Jundiaí já tem 24 casos confirmados de dengue

Em Jundiaí, a dengue tipo 2 circulou no ano passado pela cidade e gerou mais de 2,6 mil casos autóctones da doença. Neste ano, a cidade registra 24 confirmados até esta quarta-feira (19), sendo seis autóctones. Entre as demais arboviroses, não há registro de zika ou febre amarela. Já a chikungunya registra dois casos importados e dois suspeitos no aguardo de resultados. “Manter o cuidado com a residência é medida de extrema importância no combate ao mosquito Aedes aegypti, transmissor das arboviroses. As ações realizadas pelas equipes da Atenção Básica reforçam o trabalho que é feito pelos técnicos da Vigilância em Saúde Ambiental (Visam). Se não houver o cuidado de cada ambiente, podemos sofrer com o aumento no número de casos, como aconteceu no ano passado”, alerta o gerente da Visam, Carlos Ozahata.
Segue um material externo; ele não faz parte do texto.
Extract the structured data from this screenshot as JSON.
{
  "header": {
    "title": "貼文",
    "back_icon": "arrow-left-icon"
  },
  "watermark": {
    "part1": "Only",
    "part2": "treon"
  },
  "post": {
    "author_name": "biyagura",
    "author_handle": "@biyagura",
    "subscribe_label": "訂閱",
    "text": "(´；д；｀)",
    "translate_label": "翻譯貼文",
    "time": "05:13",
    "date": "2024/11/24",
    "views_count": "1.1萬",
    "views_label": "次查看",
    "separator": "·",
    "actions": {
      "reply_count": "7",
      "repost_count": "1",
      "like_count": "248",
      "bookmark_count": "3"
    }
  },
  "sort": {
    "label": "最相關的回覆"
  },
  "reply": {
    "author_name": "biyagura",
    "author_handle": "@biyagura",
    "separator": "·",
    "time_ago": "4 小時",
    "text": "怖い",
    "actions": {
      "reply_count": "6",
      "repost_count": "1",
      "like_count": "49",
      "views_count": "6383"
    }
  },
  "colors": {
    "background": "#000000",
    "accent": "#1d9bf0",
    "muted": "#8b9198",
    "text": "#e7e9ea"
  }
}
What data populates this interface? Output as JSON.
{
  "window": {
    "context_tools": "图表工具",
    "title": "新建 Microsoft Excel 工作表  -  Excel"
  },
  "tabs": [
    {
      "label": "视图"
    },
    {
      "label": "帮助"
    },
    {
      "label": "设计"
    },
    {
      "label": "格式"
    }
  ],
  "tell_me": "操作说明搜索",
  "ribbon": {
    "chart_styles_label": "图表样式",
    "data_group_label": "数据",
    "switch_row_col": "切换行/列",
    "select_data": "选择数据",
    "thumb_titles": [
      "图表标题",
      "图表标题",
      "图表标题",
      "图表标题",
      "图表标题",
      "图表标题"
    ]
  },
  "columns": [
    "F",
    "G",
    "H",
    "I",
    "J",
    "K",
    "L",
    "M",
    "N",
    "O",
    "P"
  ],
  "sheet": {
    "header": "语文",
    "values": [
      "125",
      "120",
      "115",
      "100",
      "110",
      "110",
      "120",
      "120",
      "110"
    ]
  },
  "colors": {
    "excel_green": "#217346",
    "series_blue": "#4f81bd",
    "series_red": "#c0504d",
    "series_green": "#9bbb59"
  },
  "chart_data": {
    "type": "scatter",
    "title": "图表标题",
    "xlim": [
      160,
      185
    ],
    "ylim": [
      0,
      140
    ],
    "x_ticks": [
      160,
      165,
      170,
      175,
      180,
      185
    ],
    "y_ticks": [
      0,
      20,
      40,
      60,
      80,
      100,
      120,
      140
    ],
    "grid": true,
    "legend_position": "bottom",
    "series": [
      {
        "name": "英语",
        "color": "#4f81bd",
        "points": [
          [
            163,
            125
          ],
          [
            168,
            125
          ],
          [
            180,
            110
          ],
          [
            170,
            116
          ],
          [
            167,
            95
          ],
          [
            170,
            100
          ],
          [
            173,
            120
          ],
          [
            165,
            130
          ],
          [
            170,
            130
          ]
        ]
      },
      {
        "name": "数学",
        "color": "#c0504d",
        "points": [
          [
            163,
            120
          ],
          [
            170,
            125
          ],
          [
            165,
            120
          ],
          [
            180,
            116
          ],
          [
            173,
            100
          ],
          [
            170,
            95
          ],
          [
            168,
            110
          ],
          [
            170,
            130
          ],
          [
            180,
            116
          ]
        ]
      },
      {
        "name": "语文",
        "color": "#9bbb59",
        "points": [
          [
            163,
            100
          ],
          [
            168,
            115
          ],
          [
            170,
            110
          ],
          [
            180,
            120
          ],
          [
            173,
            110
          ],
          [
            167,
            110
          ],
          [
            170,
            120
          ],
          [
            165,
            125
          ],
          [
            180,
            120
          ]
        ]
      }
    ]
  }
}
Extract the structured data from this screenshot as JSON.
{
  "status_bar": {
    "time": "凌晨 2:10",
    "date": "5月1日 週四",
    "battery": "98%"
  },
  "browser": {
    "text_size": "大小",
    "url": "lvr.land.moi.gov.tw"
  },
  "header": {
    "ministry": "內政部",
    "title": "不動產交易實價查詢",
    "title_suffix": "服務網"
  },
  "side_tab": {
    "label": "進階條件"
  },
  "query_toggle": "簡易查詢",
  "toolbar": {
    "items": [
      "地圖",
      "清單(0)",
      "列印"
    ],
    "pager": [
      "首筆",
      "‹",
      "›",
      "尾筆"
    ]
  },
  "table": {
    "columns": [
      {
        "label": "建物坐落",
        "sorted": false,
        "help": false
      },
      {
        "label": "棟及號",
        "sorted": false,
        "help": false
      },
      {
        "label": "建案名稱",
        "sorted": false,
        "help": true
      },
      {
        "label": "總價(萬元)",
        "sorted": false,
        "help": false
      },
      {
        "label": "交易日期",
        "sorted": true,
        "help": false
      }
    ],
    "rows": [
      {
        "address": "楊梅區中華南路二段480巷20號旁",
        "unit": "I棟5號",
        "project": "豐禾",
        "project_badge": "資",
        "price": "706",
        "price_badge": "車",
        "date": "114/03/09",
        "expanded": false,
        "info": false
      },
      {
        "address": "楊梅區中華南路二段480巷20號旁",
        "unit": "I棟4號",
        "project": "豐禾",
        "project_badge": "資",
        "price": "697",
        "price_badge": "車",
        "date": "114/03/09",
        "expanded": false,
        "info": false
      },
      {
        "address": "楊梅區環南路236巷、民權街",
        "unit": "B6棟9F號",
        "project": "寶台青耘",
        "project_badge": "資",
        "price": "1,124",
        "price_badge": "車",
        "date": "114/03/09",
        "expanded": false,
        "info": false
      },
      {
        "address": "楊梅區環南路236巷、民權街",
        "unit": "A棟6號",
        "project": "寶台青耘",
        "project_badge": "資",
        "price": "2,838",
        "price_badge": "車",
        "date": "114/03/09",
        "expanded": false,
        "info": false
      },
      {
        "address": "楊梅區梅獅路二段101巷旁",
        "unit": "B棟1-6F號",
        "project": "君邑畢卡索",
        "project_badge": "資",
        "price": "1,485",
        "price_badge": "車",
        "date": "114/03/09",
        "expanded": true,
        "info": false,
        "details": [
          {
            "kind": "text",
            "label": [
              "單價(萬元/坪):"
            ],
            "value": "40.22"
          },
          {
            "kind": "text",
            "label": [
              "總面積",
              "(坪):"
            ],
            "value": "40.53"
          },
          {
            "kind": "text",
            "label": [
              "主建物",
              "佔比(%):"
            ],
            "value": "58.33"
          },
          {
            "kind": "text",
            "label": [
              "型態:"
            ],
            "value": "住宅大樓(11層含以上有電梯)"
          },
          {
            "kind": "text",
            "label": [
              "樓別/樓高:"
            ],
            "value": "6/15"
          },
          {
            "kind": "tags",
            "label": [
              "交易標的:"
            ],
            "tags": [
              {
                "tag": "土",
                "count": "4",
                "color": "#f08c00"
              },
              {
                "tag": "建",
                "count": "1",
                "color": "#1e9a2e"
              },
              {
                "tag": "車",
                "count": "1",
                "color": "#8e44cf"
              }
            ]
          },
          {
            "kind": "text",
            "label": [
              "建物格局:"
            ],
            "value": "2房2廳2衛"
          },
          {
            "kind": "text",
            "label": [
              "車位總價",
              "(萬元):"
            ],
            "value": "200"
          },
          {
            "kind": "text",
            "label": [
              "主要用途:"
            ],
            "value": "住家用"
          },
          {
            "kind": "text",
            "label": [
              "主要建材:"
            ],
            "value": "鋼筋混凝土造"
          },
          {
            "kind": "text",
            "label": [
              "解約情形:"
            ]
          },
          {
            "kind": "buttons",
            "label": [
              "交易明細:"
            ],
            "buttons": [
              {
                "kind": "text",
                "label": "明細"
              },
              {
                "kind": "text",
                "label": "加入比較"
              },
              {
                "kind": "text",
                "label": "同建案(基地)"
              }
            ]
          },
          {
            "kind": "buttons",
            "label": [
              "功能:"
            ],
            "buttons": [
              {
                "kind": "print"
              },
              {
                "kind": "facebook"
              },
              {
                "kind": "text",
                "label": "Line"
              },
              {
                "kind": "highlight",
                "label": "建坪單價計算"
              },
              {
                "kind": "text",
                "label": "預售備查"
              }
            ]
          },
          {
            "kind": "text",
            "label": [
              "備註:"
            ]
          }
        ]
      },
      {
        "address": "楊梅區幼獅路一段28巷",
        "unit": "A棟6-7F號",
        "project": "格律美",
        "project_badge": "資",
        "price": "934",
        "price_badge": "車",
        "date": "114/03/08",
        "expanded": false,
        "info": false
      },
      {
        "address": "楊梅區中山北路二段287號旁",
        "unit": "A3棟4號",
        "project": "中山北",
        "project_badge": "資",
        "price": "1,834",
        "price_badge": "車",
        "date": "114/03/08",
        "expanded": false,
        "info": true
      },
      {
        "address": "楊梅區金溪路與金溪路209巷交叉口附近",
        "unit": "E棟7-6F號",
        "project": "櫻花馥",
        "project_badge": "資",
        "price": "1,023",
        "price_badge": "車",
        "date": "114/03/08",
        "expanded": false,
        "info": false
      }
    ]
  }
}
Maria Edineide Lima, 42 anos, mora no Jardim Novo Horizonte há 30 anos. O cuidado com as plantas é feito pela sogra, que também mora com ela, o marido e o filho. “No ano passado tivemos muitos casos de dengue aqui no bairro. As pessoas precisam cuidar dos seus espaços. Aqui em casa, ninguém ficou doente, mas entre os vizinhos, tivemos muitos casos. A vistoria das agentes comunitárias de saúde ajuda as pessoas a se lembrarem do cuidado contra as doenças”, explica.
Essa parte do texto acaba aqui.